My mother still has this here in this apartment.
In my life, my mother was the one
who rescued all kinds of objet
that are here in this house.
She used to wheel my older sisters stroller
along Third Avenue and she would literally oust my sister
from her stroller to rescue a gargoyle keystone,
she would actually put in the stroller
and muscle it home that way.
That one was rescued from Brooklyn.
This was at the top of a column.
This piece was designed to cover the joint.
You've probably had this in your bedroom for decades.
The 80s, sometime in the 80s.
You can do the Eagle Lady
but the painting is out in the hall there.
There were two of them at the top of tenements, 26th Street.
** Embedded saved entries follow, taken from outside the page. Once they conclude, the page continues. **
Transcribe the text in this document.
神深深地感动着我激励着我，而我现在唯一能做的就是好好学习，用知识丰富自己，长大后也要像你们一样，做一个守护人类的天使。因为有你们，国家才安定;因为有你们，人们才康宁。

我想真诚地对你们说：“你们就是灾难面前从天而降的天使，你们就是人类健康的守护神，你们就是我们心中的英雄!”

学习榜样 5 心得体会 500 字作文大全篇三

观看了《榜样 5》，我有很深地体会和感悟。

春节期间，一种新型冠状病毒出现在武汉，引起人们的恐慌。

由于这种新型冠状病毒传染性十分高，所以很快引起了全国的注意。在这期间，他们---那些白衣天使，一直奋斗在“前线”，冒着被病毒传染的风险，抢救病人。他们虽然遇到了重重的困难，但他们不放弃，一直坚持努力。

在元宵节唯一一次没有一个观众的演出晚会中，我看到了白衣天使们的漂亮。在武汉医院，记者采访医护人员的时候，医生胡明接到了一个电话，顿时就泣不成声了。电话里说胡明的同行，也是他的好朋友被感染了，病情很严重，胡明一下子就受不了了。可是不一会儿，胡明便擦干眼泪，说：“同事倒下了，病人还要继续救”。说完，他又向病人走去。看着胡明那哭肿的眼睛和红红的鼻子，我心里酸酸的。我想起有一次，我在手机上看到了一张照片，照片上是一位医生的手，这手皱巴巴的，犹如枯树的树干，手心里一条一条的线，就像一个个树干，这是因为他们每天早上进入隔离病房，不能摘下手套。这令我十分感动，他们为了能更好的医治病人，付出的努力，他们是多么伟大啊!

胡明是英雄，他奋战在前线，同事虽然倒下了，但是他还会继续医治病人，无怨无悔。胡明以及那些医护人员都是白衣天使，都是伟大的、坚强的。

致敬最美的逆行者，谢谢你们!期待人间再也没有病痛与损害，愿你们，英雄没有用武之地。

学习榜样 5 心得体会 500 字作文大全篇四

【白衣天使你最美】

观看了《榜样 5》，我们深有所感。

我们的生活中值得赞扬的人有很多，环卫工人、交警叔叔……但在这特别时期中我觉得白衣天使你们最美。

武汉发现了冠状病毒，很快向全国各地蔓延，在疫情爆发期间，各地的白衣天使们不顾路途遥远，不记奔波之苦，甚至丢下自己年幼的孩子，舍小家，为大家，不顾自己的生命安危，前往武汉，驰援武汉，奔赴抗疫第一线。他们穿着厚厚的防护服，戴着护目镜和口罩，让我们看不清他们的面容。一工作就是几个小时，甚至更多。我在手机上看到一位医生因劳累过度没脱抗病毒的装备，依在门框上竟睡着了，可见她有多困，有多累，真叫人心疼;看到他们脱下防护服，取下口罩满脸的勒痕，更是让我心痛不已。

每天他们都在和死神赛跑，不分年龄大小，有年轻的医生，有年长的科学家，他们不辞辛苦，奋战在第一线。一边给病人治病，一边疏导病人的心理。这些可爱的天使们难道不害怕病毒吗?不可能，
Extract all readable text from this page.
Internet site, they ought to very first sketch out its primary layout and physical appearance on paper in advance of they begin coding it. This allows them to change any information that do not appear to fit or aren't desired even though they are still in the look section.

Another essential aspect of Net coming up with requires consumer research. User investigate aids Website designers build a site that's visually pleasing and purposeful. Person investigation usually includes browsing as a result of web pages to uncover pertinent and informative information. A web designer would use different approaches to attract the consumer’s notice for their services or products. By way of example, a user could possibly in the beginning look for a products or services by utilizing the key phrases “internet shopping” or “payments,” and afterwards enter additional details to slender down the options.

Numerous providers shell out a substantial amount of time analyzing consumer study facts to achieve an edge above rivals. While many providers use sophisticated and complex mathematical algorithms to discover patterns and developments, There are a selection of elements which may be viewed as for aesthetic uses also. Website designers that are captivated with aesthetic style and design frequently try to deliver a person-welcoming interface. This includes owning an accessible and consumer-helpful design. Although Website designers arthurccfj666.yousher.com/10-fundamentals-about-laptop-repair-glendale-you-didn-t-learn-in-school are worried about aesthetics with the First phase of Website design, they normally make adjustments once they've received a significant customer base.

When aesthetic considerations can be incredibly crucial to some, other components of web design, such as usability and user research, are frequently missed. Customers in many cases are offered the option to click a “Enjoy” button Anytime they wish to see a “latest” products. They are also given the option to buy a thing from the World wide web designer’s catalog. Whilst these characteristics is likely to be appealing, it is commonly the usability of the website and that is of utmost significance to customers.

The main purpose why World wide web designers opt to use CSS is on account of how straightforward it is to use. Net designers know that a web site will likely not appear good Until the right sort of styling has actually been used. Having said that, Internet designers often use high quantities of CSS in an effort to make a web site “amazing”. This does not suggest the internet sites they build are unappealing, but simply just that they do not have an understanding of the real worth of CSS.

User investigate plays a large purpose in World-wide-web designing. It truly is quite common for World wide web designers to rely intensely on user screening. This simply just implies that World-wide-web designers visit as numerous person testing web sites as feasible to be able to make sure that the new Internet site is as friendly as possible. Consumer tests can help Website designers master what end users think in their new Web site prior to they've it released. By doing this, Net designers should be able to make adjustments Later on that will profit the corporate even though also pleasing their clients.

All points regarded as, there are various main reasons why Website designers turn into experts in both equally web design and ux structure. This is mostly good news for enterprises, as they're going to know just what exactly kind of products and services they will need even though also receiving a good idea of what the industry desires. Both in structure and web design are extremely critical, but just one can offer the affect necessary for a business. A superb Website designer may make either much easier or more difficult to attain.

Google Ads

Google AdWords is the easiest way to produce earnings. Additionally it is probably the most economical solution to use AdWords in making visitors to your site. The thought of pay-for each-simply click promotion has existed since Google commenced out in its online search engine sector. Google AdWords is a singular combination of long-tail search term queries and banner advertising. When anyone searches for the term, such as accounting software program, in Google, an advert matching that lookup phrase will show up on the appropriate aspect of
Wreckers though it was really heavy,
and was brownstone
but they arranged to bring it down.
I was blonde and young then.
They were gonna save both of them.
When I came back two days later, they said
We found that it wasn't brownstone
and so we just trashed it.
I was gonna give one to the Brooklyn Museum
and like that joke about the little boy
who had two nickels,
one for candy and one for the religious box,
one nickel dropped and he said,
There goes God's nickel. [chuckles]
[grunts] There used to be another building
with another Eagle Lady
on the top
and what was so wonderful in those days
is you could see the Empire State Building from everywhere.
Now I hated sitting in the park
with the other mothers discussing children
and so I would be walking the neighborhood.
I had my eye on buildings in advance.
I would just stake out what was about to come down.
[light, mysterious piano music]
[John] Starting in about 1954,
my mother began painting scenes of buildings
that were just about to be destroyed.
It was her way of memorializing.
[Jill] We have lost casualness for one thing
and jagged skylines
and sky, most of all.
We're looking at Museum of Modern Art
with the two Philip Johnson additions
and various famous mansions
originally and they were torn down for Museum Tower,
more sky being lost.
[mysterious, sorrowful piano music]
It's a lost world and it's changing.
In many cases it should change,
I am associated with a lot of preservation groups
but I'm not a strict preservationist as they are,
I just think this past should be respected
and remembered and what I'm doing are preserving blocks
that weren't worthy of being landmarked
which I don't think anybody else is doing.
I think the buildings in New York City are touchstones of
personal and shared experience.
What happens in New York is that just as soon
as that happens, the building's torn down
and you lose this touchstone to your past
and I think a lot of New Yorkers find that very painful.
Those of us who revere historic buildings
often lament when old things are torn down
and we should do that
and it's important to have a preservation movement
but I would never want everything to be preserved
New York City has always been about change
and transformation and growth,
and the moment that New York City stops changing
and growing it's no longer going to be New York City.
[slow, jazz music]
These guys, these guys are really unusual.
You know, they're not terribly intricate sculpture
but look at the funny little faces on the top.
The street-scape of New York has different eras
jostling up against each other.
More you learn about buildings, the more you can feel time
and really see time on the street around you.